Réunir les « pro-européens et réformateurs »

« Je suis frappé de voir le nombre de maires qui ne se reconnaissent pas dans l’évolution prise par LR et attendent de voir comment on s’organise », a fait valoir Thierry Solère, qui veut réunir les « pro-européens, réformateurs et qui veulent faire à l’extrême droite une barrière infranchissable ».

« On va donc travailler à ça, rapidement, avec Les Constructifs, Franck Riester, Christian Estrosi et de très nombreux maires », de villes grandes et moyennes, a-t-il lancé, alors que Les Constructifs se réunissent en séminaire mercredi et jeudi à Trouville.
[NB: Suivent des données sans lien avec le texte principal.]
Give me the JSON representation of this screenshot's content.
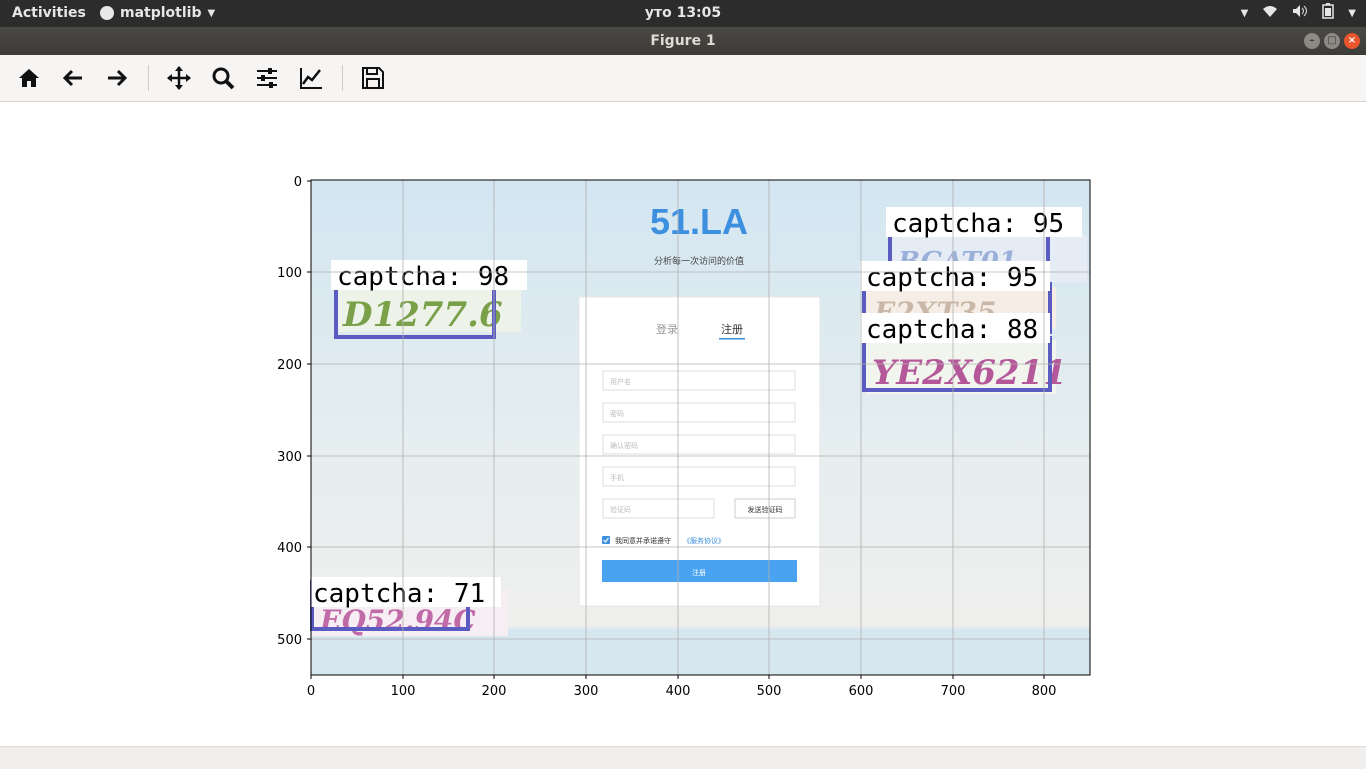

« Si on veut être dans la critique permanente d’opposition parce qu’on pense en permanence à 2022, on n’a rien à faire au groupe Les Constructifs », a-t-il ajouté.

Un ralliement à LREM ?

Certains prônent pour Les Constructifs une autre solution, celle d’un ralliement à La République en marche, a noté Thierry Solère, citant le cas de Bruno Le Maire, qui s’est fait élire député sous l’étiquette du parti d’Emmanuel Macron.

Se défendant de songer déjà à la prochaine élection présidentielle, il a cependant imaginé un scénario défavorable à Emmanuel Macron.

« Je ne pense pas tous les matins à 2022. Emmanuel Macron, comme tout président sortant, a vocation à être candidat à sa succession. S’il a réussi, ce sera envisageable pour lui. S’il a échoué parce que le chômage a continué à progresser, ce sera très compliqué pour lui. » Mais « Ce n’est pas mon sujet. Mon sujet ce sont les réformes », a-t-il conclu.